Aquello se estaba volviendo un manicomio. Los inquilinos estaban desesperados
y se culpaban unos a otros. Casi todos los niños de aquel conjunto residencial
habían sido víctimas de las trampas que colocaba una mano invisible.
Mario cayó dos días después. Alguien le arrojó la pelota a los pies cuando se
dirigía a la tortillería, y trastabilló por la escalera. Menos mal que no se rompió
nada, pero ahora caminaba renqueando más. Ya no quedaba nadie ileso,
excepto… yo. ¡Rayos!
En los tres días que siguieron, no salí de casa. Mi mamá comentó, con tono
burlón:
—Me extraña que no andes de vago como es tu costumbre.

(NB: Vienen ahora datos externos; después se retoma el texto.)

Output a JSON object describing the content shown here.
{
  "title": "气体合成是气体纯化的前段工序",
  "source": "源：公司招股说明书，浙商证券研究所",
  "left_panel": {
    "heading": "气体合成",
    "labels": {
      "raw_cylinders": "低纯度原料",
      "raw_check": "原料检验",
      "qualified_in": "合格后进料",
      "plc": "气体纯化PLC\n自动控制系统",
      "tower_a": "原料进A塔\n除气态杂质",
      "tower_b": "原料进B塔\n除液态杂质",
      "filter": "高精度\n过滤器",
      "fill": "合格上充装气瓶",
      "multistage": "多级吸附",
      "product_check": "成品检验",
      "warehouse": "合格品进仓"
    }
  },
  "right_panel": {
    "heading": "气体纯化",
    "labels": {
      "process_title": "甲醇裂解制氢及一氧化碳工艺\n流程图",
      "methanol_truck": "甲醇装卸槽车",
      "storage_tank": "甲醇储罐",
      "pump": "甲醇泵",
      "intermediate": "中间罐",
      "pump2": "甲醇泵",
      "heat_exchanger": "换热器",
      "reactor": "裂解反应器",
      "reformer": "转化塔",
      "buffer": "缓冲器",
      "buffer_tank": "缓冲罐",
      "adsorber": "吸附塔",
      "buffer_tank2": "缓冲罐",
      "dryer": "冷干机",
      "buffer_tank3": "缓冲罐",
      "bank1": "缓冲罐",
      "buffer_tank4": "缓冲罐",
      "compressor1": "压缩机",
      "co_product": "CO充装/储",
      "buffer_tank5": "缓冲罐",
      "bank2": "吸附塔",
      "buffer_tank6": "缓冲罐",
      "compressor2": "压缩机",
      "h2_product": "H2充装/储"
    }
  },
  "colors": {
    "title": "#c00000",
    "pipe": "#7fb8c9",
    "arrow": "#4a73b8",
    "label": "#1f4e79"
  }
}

Me la pasaba acostado en el sillón, hojeando revistas de Memín, de Porky y de
La pequeña Lulú para no pensar en cosas terroríficas. Mario y yo platicábamos
de ventana a ventana, y él me proponía que jugáramos en el patio de la entrada.
“Me duele la cabeza”, le decía; “tengo mucha tarea” o “estoy leyendo”. Pero
seguro que no me creía nada de nada.
—¿No te estará haciendo cus-cus? Se me hace que sí le tienes miedo al fantasma
del viejo amargado. ¡Y eso que no crees en fantasmas!, ¡qué chistoso!